You wonder if it’s anxiety, being a Highly Sensitive Person, or a combination, and either way, you long to feel more at peace in your life.
You are a deep thinker, a deep feeler, people and places leave you feeling overwhelmed and you need down time to recharge after. If you move from activity to activity you become frazzled. You may have been called “too sensitive” or “too much” growing up, or by partners, friends or colleagues. These words my have consciously or unconsciously followed you to this point in your life. You may believe there is something wrong with you, and you may hide parts of yourself in an effort to make others in your life feel more comfortable. The reality is that things affect you deeply because you are wired to feel deeply, and so boundaries, self-care and knowing yourself well are critical for HSPs.
You get in your head about how you said what you said, if you hurt their feelings, or came across in a way that you had not intended and this leaves you wondering, until the next similar incident happens. You find yourself in this attempted mind-reading position often. You identify as an over-thinker, you are an over-giver, an over-empathizer. There isn’t much left in you for you anymore. Let’s change that together.
You may wonder if you are good enough at your job. You make a big effort to be a kind person, a good human, you try to get things as “right” as possible. You sometimes put off tasks because you know your own standard for how it should turn out is unattainable in reality. The way that you exist day to day has you feeling exhausted.
You easily notice how people around you are feeling and you feel good when you can be helpful and giving. You naturally look out for loved ones, your boss, colleagues, strangers, pets, animals…and you are exhausted from taking the back seat, and you wonder when it will be your turn to receive.

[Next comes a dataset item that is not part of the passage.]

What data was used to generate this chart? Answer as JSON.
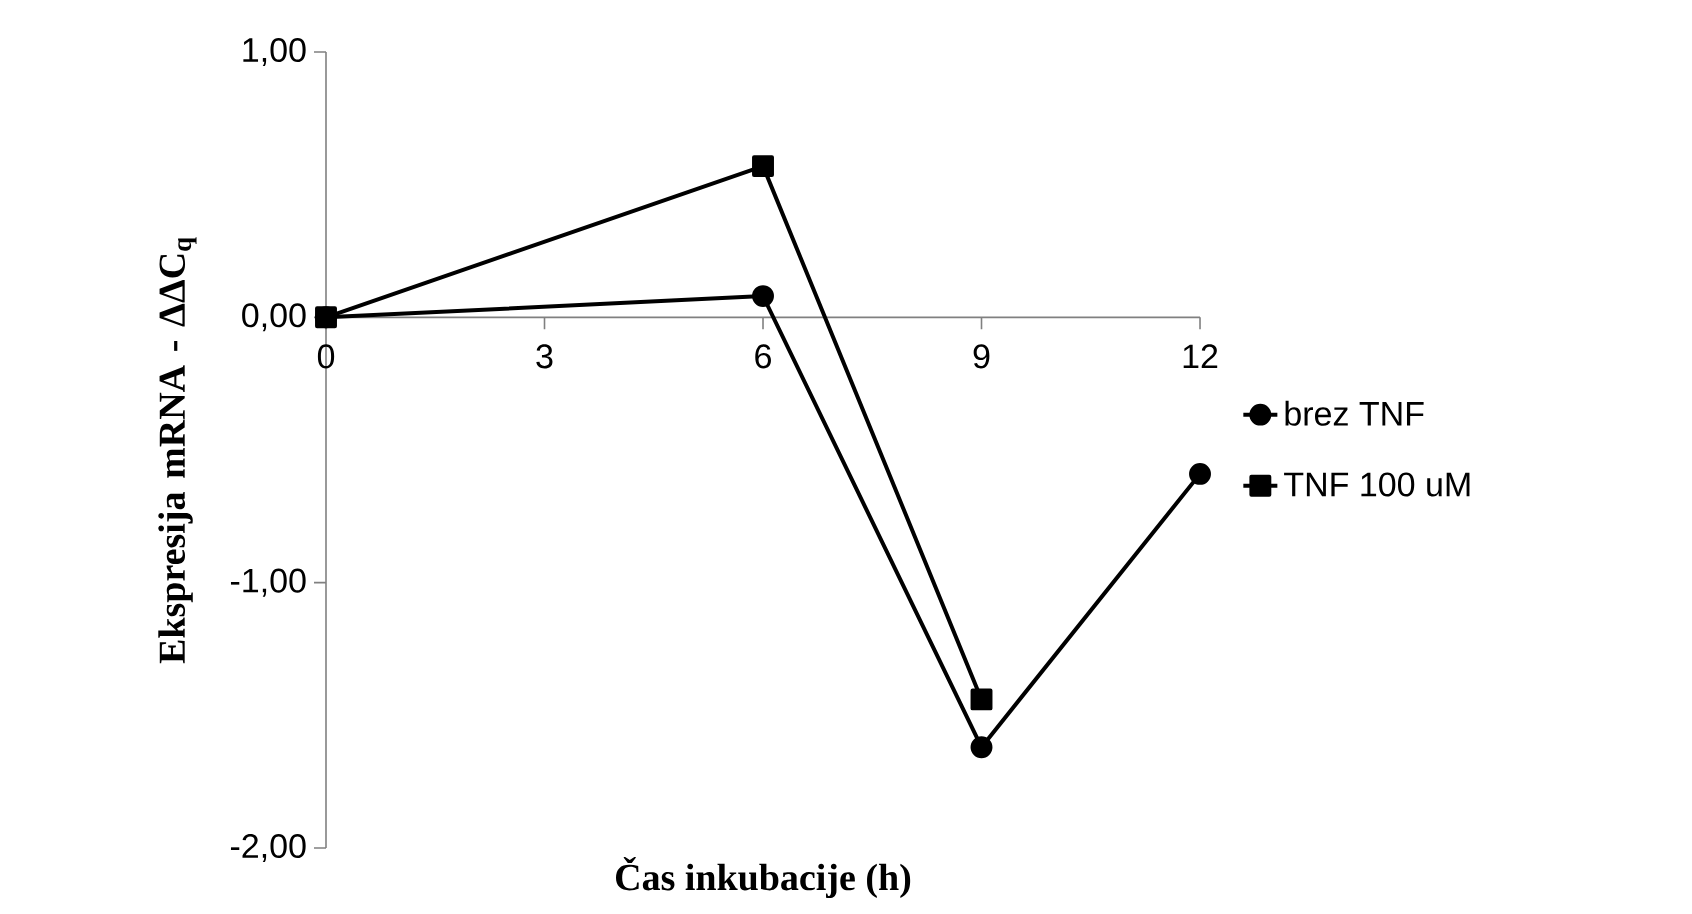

You would like to dive in and understand your patterns, and then get busy breaking them. You may already know your attachment style, and you want to make changes so that you are no longer drawn to people whom you notice string you along with only breadcrumbs, take forever to get back to you, and will rarely let you in fully and consistently. You want to understand what happened in your life that brought you to this way of existing in love or even friendships, and then use that awareness and the coping tools that you’ve learned to stop painful patterns once and for all.
Imagine readily nurturing yourself and feeling whole as you are. Imagine saying what you want and need in your relationships with a deep knowing that you deserve it.

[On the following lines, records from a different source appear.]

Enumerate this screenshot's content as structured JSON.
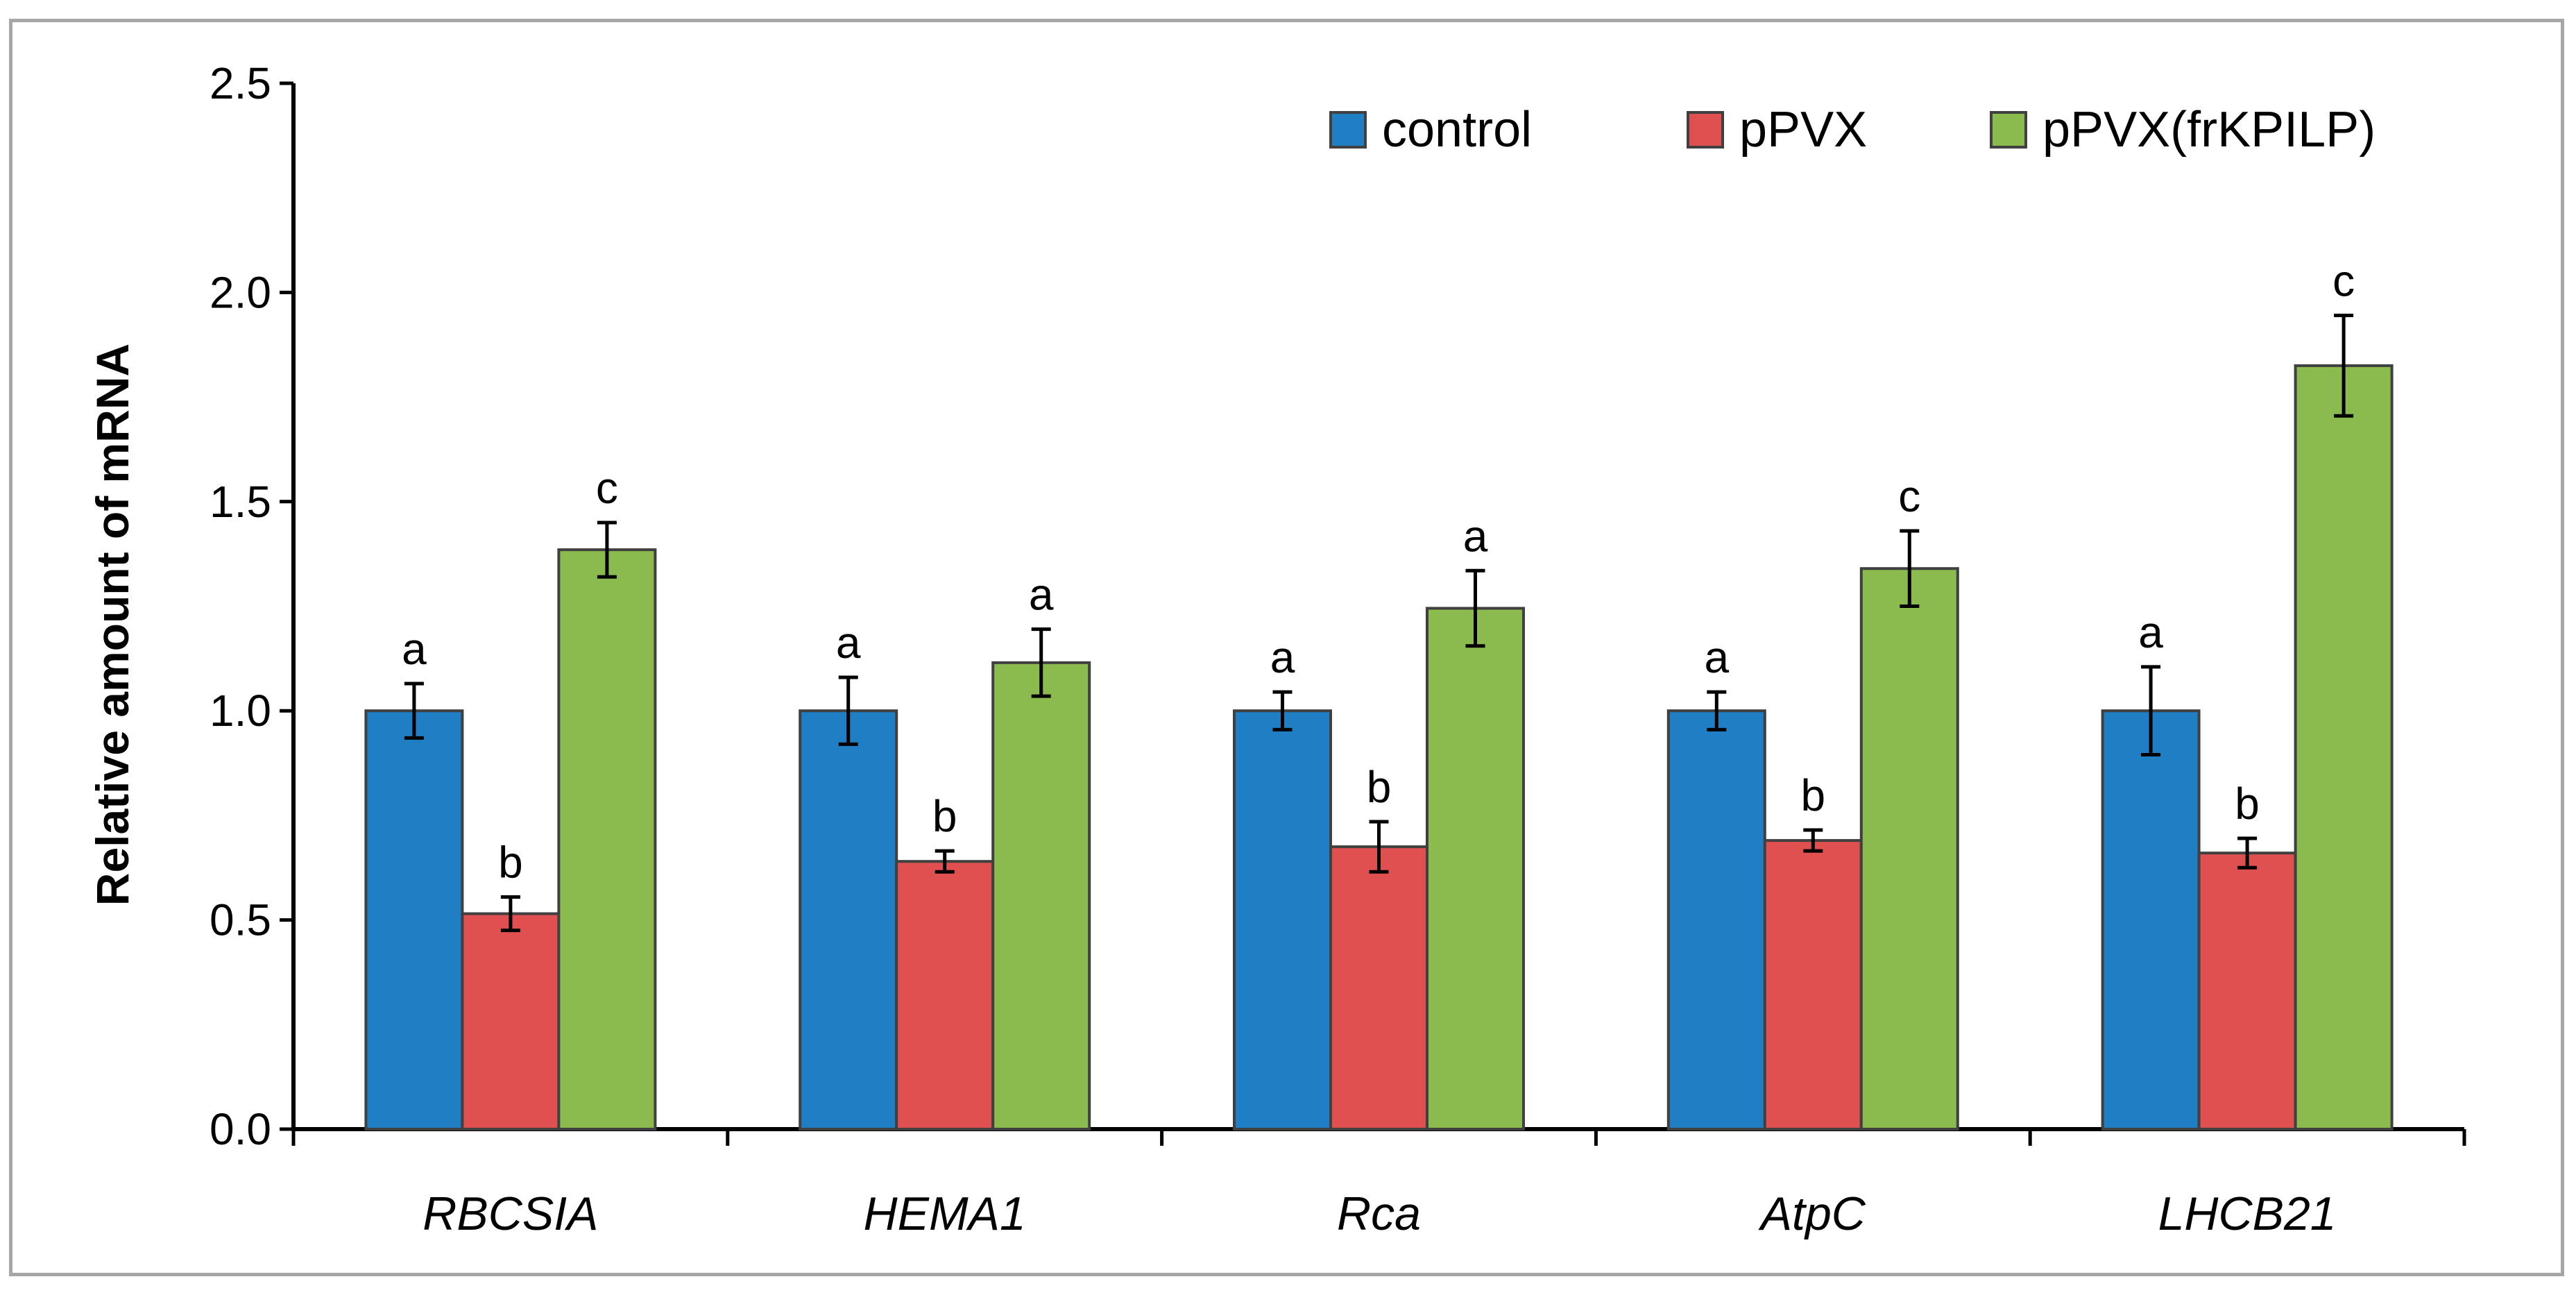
{
  "chart_data": {
    "type": "bar",
    "title": "",
    "xlabel": "",
    "ylabel": "Relative amount of mRNA",
    "ylim": [
      0,
      2.5
    ],
    "yticks": [
      "0.0",
      "0.5",
      "1.0",
      "1.5",
      "2.0",
      "2.5"
    ],
    "grid": false,
    "legend_position": "top-right",
    "categories": [
      "RBCSIA",
      "HEMA1",
      "Rca",
      "AtpC",
      "LHCB21"
    ],
    "series": [
      {
        "name": "control",
        "color": "#1F7EC4",
        "values": [
          1.0,
          1.0,
          1.0,
          1.0,
          1.0
        ],
        "errors": [
          0.065,
          0.08,
          0.045,
          0.045,
          0.105
        ],
        "labels": [
          "a",
          "a",
          "a",
          "a",
          "a"
        ]
      },
      {
        "name": "pPVX",
        "color": "#E05050",
        "values": [
          0.515,
          0.64,
          0.675,
          0.69,
          0.66
        ],
        "errors": [
          0.04,
          0.025,
          0.06,
          0.025,
          0.035
        ],
        "labels": [
          "b",
          "b",
          "b",
          "b",
          "b"
        ]
      },
      {
        "name": "pPVX(frKPILP)",
        "color": "#8BBB4E",
        "values": [
          1.385,
          1.115,
          1.245,
          1.34,
          1.825
        ],
        "errors": [
          0.065,
          0.08,
          0.09,
          0.09,
          0.12
        ],
        "labels": [
          "c",
          "a",
          "a",
          "c",
          "c"
        ]
      }
    ]
  }
}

Therapy can change how you think, feel, and engage with the world around you. You can be more calm, more confident, more boundaries, and increase and change how you love and care for yourself, resulting in changes to how you expect others to love and care for you. Imagine just knowing that you have to meet your needs before you can nurture others, and without all of the guilt. It takes work in and out of therapy, and you are worthy of your time and effort to get closer every day to a life that you love.
You can enjoy your own company and praise yourself internally; you may still enjoy words of affirmation from others, but you also can skillfully do it yourself.

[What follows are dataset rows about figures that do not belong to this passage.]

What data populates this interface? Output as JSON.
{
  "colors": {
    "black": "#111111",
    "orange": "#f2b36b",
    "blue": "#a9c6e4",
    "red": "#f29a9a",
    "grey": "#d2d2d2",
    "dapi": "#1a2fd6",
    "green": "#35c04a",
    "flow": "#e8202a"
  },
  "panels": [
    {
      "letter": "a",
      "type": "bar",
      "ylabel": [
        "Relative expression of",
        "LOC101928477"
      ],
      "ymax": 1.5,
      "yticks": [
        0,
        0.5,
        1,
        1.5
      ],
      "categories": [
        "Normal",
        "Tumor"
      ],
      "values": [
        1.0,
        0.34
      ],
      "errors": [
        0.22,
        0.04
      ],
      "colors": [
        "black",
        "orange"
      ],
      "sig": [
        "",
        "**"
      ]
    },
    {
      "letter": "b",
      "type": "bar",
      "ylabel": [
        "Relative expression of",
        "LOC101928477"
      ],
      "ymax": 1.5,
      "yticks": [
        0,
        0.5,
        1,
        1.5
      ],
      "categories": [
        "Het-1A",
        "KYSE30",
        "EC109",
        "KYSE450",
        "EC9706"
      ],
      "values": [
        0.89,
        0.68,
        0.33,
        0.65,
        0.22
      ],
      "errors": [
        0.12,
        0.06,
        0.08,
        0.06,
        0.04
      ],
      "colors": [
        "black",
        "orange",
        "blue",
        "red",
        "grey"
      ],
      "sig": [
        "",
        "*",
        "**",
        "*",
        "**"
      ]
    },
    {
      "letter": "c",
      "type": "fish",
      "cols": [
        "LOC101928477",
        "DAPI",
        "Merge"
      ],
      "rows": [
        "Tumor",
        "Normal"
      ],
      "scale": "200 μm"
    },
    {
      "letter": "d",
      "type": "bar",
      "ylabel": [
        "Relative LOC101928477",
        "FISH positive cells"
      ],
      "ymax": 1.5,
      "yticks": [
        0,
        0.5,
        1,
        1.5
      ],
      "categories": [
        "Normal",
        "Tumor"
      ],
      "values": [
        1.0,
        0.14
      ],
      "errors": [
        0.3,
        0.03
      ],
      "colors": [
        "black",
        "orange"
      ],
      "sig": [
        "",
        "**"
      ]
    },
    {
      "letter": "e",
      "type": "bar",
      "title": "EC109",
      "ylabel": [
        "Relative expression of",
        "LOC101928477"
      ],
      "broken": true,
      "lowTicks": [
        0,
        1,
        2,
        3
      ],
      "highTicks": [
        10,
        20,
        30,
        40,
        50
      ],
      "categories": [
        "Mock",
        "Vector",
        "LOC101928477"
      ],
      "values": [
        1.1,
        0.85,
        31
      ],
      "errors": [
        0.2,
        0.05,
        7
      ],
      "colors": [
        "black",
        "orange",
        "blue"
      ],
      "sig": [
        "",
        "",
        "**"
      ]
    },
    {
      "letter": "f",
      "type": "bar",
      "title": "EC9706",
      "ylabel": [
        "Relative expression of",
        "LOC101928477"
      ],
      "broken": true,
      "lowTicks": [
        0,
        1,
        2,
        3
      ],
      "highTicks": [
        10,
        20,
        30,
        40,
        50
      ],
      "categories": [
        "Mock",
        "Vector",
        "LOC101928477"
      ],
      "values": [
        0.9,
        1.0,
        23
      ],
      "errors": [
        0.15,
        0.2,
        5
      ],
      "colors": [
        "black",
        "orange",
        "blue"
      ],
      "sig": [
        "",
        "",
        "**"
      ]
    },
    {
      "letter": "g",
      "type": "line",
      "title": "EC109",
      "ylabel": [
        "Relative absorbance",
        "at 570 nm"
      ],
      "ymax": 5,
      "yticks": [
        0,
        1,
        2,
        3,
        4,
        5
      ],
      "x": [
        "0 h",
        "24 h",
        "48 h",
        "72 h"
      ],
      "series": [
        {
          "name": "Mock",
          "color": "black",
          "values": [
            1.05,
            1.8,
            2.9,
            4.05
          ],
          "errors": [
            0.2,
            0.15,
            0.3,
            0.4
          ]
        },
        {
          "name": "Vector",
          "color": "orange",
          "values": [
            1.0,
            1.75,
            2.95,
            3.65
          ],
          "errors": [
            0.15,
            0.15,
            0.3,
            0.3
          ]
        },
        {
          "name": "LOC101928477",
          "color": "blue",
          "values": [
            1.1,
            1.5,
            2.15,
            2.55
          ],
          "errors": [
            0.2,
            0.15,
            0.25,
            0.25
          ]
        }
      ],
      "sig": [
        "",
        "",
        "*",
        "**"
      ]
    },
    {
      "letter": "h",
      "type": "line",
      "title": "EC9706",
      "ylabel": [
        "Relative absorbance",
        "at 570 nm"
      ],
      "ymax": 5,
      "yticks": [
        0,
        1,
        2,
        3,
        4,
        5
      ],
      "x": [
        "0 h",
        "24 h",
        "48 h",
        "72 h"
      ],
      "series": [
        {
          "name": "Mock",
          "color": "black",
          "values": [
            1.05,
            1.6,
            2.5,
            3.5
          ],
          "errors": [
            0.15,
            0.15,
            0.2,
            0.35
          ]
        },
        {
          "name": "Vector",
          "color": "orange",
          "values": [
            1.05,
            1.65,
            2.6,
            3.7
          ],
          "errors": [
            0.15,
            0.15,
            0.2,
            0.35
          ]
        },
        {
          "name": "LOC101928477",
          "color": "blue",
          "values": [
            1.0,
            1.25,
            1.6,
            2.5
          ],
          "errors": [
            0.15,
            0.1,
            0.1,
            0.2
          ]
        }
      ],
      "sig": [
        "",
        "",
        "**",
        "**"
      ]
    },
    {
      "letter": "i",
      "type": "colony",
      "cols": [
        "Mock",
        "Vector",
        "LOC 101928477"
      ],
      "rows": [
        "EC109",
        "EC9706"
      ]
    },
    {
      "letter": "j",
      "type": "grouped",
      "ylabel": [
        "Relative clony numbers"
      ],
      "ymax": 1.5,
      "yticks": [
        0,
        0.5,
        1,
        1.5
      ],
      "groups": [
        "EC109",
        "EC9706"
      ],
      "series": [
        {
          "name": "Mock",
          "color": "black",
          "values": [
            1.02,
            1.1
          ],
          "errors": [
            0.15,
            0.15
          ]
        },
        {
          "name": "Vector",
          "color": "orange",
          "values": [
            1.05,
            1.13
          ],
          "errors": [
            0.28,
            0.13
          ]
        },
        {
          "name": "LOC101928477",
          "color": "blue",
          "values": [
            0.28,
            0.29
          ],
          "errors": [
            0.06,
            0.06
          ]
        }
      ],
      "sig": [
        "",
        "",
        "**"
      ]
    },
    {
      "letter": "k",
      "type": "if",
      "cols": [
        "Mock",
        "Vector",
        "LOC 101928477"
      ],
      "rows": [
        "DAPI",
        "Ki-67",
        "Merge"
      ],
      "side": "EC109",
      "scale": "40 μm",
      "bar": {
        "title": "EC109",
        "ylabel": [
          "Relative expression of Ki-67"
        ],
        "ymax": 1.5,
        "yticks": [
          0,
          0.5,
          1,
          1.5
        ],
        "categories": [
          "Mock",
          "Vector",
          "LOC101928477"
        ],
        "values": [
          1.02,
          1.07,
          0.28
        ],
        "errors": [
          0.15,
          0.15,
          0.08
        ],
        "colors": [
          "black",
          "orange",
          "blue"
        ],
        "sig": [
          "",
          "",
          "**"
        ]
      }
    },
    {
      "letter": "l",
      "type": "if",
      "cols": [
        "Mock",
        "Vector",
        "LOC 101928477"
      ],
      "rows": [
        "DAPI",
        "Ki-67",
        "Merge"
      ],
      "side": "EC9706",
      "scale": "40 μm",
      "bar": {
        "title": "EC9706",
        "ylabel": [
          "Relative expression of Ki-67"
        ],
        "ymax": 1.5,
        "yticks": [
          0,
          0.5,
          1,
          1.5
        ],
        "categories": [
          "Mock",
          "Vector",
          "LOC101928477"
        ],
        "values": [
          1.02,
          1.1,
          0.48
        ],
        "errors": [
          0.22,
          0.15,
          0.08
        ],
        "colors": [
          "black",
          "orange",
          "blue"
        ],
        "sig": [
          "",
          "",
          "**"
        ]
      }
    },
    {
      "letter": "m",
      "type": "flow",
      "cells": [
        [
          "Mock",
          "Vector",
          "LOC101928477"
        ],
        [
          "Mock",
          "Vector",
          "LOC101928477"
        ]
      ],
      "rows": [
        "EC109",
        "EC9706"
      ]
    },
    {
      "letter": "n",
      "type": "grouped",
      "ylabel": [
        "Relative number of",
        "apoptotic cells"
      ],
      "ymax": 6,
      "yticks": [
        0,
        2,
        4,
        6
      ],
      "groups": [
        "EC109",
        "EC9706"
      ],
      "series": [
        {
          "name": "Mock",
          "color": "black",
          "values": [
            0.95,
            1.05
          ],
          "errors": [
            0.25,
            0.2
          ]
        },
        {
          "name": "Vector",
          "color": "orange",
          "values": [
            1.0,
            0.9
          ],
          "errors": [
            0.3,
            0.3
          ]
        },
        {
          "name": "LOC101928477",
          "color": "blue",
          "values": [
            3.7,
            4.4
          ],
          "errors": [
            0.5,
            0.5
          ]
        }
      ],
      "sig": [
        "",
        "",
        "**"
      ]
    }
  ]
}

You can develop strategies to calm your inner critic and have a greater awareness of what you are thinking about that makes you feel down, and so you can use strategies to challenge the thoughts that you are thinking that keep you in old patterns that are so painful. You can learn to embrace and love your sensitivity.
I work with you to get an understanding of what you would like to be different, and then, together, take steps to get you there. It does take hard work and a commitment to using the tools outside of therapy, and I’ve seen many people change their lives significantly in beautiful ways that they love.
In therapy with me, we get clear on what goals you have, triggers that occur in your life resulting in pain, teach coping tools and strategies for THINKING differently and DOING differently as an HSP, and understand how the ways that you grew up are still with you and showing up in your life today.
My style is a combination of therapy approaches -it is more present and solution-focused than it is processing the past, but understanding your past is also important. What happened to you in the past is relevant and meaningful information, and so is what’s happening to you right now, and understanding your plans and dreams for your future.